Voyez les changements qui ont eu lieu dans l'État depuis 1765: Louis XVI appelle la philosophie au conseil, elle y entre sous les traits de l'immortel Turgot; la légèreté puérile du vieux Maurepas succède; vient ensuite l'importance financière et la suffisance bourgeoise de l'honnête Necker; sous Mirabeau, la France veut la monarchie constitutionnelle; sous Danton elle passe à la terreur, et l'étranger n'entre pas. Une cinquantaine de voleurs s'emparent du timon de l'État. Les beaux jours de Frascati paraissent. Pendant ce temps, nos armées se donnaient le plaisir nerveux de gagner des batailles et de faire fuir des Autrichiens.

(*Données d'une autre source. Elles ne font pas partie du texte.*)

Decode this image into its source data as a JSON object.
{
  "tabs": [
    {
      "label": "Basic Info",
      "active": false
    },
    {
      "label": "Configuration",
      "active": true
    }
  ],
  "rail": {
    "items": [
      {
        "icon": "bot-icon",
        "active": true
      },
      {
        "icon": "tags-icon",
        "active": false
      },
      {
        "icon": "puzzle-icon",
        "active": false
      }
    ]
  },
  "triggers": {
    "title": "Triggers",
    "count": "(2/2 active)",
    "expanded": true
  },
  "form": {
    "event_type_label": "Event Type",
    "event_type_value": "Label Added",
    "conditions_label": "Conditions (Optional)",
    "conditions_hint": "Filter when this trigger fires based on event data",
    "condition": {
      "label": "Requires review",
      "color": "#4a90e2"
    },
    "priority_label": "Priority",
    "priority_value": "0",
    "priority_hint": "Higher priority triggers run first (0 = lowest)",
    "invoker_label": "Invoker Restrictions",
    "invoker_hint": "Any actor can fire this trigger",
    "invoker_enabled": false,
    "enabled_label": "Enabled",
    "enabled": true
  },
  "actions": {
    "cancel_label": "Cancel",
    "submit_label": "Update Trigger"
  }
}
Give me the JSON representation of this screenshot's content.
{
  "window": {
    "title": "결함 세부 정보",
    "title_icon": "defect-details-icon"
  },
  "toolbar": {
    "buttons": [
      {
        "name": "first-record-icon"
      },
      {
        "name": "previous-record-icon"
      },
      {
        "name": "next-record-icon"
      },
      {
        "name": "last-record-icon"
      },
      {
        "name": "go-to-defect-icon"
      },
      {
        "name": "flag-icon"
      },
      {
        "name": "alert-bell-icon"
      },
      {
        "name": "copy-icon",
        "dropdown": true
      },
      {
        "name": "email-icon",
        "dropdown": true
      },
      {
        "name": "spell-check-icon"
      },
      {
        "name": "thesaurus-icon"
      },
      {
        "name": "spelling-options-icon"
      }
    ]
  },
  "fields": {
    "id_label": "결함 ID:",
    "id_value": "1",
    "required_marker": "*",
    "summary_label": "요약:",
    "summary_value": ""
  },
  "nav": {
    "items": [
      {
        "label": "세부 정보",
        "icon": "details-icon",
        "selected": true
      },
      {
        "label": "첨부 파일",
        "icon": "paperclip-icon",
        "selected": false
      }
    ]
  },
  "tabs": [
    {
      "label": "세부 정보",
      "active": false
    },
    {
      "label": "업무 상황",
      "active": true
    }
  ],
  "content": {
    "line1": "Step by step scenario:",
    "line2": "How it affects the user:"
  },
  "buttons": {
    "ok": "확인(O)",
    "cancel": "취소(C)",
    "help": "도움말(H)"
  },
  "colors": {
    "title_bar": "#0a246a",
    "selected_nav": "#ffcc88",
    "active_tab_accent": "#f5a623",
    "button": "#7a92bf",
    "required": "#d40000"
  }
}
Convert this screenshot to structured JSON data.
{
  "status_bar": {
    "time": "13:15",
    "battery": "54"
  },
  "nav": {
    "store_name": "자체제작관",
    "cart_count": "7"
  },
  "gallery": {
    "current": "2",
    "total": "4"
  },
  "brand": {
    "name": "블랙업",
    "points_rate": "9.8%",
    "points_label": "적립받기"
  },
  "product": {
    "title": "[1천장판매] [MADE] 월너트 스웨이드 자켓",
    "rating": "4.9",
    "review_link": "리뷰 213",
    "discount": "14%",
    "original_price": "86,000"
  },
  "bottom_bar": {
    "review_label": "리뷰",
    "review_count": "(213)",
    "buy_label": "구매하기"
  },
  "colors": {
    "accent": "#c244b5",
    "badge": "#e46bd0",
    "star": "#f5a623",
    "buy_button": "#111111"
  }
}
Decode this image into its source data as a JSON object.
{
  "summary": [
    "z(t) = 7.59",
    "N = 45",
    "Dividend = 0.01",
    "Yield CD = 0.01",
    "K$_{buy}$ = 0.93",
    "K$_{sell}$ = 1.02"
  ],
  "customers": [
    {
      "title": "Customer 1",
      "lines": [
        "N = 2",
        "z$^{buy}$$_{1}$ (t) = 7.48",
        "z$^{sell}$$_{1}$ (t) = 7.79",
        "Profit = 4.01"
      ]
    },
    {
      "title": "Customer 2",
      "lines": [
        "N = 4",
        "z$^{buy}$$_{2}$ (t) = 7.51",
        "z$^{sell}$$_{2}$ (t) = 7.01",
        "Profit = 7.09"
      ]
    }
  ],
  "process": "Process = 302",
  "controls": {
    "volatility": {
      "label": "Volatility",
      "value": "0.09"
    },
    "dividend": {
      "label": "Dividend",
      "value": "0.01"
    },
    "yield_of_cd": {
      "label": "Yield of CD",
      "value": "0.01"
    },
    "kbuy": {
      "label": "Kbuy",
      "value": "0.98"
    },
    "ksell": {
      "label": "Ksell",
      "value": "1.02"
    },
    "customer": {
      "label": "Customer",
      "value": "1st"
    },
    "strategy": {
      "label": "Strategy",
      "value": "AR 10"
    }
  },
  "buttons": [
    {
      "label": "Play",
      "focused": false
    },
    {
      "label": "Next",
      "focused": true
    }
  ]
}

Nous étions aux concerts de la rue de Cléry, lorsqu'un jeune héros s'empare de la France et fait son bonheur pendant trois ans. Un homme aimable lui présente une lettre sur le revers de son chapeau à plumes; le grand homme perd la tête et s'écrie: Il n'y a que ces gens-là qui sachent servir! Cette lettre lui fait plus de plaisir que dix victoires. Il part de là pour ressusciter les oripeaux monarchiques à la Louis XIV. Toute la France court après les baronnies et les cordons. Lassée de l'insolence des comtes de l'Empire, elle reçoit Louis avec transports… Que de changements! L'opinion publique a varié au moins vingt fois depuis 1765. Une seule classe est restée immobile comme pour consoler l'orgueil national; c'est le public de l'Opéra. Lui seul peut décliner avec dignité la girouette fatale que nous voyons voltiger sur tant de têtes. On y chantait faux ce soir comme il y a soixante ans.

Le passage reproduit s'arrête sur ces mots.